- Born: 1973 Thiès, Senegal
- Died: February 17, 2016 (aged 42–43)
- Occupations: Journalist; novelist; playwright;
- Spouse: Lucio Mad
- Writing career
- Pen name: Aminata Zaaria; Ndèye Takhawalou;
- Notable awards: Prix Emmanuel Roblès 2004 La nuit est tombée sur Dakar

= Aminata Sophie Dièye =

Senegalese writer (1973–2016)

Aminata Sophie Dièye (1973 – February 17, 2016) was a Senegalese journalist, novelist, and playwright.

She is best known for her weekly newspaper column under the pen name Ndèye Takhawalou and her Prix Emmanuel Roblès-winning 2004 novel La nuit est tombée sur Dakar, published under the pseudonym Aminata Zaaria.

== Early life ==
Aminata Sophie Dièye was born in 1973 in Thiès, Senegal, into a Sufi Muslim family. Her father was a traveling tax inspector and was not present during her childhood.

At age 21, she left home, moving to the island of Ngor in Dakar. There, she began writing for the newspaper Sud Quotidien.

== Career ==
Dièye's pursuit of writing was inspired by her mother, who also loved to write. Her work has been described as "the magnifying glass that reveals society's worst vices." It also frequently exhibits a sarcastic or satirical tone, with a trademark "mix of trauma and humor."

=== Journalism ===
After working for Sud Quotidien, Dièye began writing a weekly column in L'Observateur, Senegal's most-read daily newspaper, under the pen name Ndèye Takhawalou. She would continue to write the column until her death, and it was a popular feature of the publication's Saturday issue.

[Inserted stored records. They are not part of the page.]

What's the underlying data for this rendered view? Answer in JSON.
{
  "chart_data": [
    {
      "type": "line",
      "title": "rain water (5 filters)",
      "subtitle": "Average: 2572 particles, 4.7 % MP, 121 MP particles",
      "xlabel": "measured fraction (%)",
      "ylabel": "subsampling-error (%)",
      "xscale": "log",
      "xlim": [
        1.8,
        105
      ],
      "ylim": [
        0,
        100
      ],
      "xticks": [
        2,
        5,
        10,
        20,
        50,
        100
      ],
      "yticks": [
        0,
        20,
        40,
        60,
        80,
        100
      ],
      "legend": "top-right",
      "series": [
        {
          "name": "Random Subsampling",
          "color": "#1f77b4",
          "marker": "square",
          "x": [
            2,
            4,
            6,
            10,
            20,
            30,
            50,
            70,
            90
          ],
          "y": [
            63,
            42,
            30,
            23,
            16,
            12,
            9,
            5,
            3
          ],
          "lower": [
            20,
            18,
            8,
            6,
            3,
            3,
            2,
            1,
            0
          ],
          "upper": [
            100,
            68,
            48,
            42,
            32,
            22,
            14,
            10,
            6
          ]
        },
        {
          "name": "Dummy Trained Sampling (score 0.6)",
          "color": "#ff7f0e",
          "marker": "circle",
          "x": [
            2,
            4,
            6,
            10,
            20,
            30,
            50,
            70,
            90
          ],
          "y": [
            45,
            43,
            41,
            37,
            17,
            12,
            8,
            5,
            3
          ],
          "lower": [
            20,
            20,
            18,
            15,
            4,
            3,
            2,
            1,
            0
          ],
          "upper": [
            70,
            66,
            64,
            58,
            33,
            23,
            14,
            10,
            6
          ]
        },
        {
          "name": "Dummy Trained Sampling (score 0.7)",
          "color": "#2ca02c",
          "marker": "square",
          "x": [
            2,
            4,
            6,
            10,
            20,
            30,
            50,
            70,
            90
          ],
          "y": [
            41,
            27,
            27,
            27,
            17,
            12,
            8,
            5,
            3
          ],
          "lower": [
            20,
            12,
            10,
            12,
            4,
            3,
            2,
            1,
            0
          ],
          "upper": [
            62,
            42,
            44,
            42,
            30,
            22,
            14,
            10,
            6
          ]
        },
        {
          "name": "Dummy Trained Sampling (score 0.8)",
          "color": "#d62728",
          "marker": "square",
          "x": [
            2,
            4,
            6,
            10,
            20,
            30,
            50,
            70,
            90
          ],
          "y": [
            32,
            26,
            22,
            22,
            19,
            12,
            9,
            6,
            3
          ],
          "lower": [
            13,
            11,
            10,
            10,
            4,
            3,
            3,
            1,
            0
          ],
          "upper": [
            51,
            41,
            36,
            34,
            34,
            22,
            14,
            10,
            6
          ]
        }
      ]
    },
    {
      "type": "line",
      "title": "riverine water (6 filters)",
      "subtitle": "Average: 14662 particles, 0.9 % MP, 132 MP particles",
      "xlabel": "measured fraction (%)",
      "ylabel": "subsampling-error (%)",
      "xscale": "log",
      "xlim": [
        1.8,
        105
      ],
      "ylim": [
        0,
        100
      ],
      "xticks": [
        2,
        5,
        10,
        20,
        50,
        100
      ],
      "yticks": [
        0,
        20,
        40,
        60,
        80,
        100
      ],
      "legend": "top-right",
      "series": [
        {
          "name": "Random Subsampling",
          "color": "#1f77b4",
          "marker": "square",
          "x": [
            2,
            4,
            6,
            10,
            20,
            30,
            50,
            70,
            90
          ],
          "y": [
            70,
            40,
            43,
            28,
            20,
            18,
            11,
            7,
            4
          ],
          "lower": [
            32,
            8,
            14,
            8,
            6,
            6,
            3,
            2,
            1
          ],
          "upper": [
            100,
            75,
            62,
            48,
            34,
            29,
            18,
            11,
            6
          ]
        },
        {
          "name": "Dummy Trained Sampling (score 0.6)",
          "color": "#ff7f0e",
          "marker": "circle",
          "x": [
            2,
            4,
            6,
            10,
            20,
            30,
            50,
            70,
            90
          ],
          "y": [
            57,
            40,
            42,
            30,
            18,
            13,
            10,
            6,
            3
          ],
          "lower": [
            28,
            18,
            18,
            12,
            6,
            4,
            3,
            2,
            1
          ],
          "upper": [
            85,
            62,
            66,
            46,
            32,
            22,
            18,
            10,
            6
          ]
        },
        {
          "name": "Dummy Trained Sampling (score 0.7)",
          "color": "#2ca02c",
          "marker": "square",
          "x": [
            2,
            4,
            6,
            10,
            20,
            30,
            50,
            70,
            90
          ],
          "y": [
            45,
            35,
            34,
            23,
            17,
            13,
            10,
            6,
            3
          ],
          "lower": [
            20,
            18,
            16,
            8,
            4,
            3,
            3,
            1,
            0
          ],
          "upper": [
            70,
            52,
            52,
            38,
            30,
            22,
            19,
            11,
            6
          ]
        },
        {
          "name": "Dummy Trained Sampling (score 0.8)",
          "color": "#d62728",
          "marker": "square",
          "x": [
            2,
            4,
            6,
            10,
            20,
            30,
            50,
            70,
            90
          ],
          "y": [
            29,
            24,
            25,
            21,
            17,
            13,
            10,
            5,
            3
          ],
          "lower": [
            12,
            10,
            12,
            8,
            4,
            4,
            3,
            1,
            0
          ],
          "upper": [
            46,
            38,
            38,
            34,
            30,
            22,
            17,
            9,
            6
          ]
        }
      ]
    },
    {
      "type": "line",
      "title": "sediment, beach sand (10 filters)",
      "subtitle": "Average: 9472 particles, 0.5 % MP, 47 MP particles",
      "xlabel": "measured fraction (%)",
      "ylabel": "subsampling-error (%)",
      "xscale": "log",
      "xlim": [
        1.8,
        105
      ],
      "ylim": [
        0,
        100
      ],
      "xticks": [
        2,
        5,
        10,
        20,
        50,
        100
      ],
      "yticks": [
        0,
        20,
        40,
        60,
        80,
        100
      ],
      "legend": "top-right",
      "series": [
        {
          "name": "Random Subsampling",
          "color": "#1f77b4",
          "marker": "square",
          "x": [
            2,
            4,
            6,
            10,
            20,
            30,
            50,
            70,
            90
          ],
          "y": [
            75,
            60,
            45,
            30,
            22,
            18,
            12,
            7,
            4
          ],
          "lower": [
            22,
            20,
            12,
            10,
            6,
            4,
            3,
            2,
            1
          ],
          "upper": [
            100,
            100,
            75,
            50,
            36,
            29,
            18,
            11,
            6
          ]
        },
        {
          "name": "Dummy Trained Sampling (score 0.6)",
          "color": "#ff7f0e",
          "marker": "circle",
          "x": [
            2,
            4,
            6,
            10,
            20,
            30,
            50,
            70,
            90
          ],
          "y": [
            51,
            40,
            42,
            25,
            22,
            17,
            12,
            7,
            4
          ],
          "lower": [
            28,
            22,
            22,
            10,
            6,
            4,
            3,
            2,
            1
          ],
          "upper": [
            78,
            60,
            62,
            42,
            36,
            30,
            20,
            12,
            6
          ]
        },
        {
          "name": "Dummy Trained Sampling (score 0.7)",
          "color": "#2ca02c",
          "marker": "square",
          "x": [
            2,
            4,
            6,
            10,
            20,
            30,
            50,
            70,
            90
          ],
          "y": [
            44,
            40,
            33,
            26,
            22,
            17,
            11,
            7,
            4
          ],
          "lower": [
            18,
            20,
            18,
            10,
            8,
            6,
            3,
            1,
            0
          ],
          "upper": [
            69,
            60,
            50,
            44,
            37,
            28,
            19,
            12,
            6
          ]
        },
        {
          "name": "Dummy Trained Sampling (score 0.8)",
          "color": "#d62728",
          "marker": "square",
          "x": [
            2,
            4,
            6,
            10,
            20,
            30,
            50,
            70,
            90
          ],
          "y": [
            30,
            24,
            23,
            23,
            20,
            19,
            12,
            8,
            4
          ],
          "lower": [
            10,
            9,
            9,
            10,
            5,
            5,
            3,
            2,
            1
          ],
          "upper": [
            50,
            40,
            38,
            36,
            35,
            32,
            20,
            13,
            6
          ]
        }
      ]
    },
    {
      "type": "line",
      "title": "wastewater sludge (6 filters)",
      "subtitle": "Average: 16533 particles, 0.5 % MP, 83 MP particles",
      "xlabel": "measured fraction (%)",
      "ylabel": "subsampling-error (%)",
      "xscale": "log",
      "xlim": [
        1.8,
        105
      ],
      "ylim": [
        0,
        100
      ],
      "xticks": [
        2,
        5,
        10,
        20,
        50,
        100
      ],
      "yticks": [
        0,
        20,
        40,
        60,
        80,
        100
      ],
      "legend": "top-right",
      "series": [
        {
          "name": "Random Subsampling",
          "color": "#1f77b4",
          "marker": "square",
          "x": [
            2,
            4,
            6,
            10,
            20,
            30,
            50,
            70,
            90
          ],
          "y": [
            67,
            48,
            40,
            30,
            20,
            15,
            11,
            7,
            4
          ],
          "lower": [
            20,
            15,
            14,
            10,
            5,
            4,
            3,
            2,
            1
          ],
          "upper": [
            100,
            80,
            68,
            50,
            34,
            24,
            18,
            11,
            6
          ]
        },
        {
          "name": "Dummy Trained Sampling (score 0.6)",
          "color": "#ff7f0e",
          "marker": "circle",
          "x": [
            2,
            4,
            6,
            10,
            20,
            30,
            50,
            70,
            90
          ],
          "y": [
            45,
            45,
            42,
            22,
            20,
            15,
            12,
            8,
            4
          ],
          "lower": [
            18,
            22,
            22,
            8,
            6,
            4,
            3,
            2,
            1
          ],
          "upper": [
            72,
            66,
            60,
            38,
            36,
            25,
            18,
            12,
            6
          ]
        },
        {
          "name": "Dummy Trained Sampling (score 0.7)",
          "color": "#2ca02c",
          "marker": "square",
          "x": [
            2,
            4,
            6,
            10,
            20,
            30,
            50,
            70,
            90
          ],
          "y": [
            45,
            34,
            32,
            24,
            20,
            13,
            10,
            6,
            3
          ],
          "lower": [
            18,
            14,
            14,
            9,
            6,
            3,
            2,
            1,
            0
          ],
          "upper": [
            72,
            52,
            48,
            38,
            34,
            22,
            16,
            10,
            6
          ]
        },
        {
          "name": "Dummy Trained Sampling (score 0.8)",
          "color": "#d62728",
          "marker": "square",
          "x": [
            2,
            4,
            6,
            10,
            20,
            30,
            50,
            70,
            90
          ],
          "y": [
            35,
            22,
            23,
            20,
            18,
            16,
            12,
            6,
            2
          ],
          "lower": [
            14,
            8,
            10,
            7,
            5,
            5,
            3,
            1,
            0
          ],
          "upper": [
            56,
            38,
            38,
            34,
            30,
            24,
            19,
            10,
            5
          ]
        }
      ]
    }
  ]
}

She also wrote for the satirical publication Le Cafard libéré, as well as for the newspaper Tract under the pen name Miss Town.

=== Fiction ===
Dièye also began to write short fiction, and her stories were included in the anthologies Jeunes poètes du Sahel and Saison d’amour et de colère.

In 2004, she published her first novel, La nuit est tombée sur Dakar, under the pen name Aminata Zaaria. The novel tells the story of two girls from Dièye's own home region of Thiès, who flee to Dakar in an attempt to avoid becoming an old man's second or third wife. However, in the city they experience poor treatment from their new white companions and fall into hard times. La nuit est tombée sur Dakar, like much of Dièye's work, is written in a simple, direct, yet emotionally moving style. Some literary critics have described it as semi-autobiographical, with the narrator representing Dièye in her early years in the capital. La nuit est tombée sur Dakar won the 2004 Prix Emmanuel Roblès.

=== Theater ===
In 2000, Dièye wrote the play Consulat Zénéral. A satire of African society, it takes place in a French consulate, where the characters wait anxiously for visa approval. The play was performed on a tour across five African countries.

Having trained at the National Academy of Dramatic Arts in Senegal, she occasionally performed as an actress, including in the short film La Petite Vendeuse de Soleil and in her own play Consulat Zénéral.

== Personal life and death ==
Dièye was married to the French writer and director Lucio Mad. She moved to France with him in 2004. Mad died of cancer the following year, leaving her a widow at only 32 years old.

After her husband's death, Dièye returned to Senegal. His death and other traumas left her in a fragile state, and she spent time in a psychiatric hospital in Thiès, which she openly chronicled in L'Obs.

Aminata Dièye died overnight of untreated diabetes on February 17, 2016, at age 42.

She left two unpublished novels on her premature death. While there were plans to posthumously publish one of these drafts, tentatively titled L’épitaphe signée Vénus, both works remain unpublished.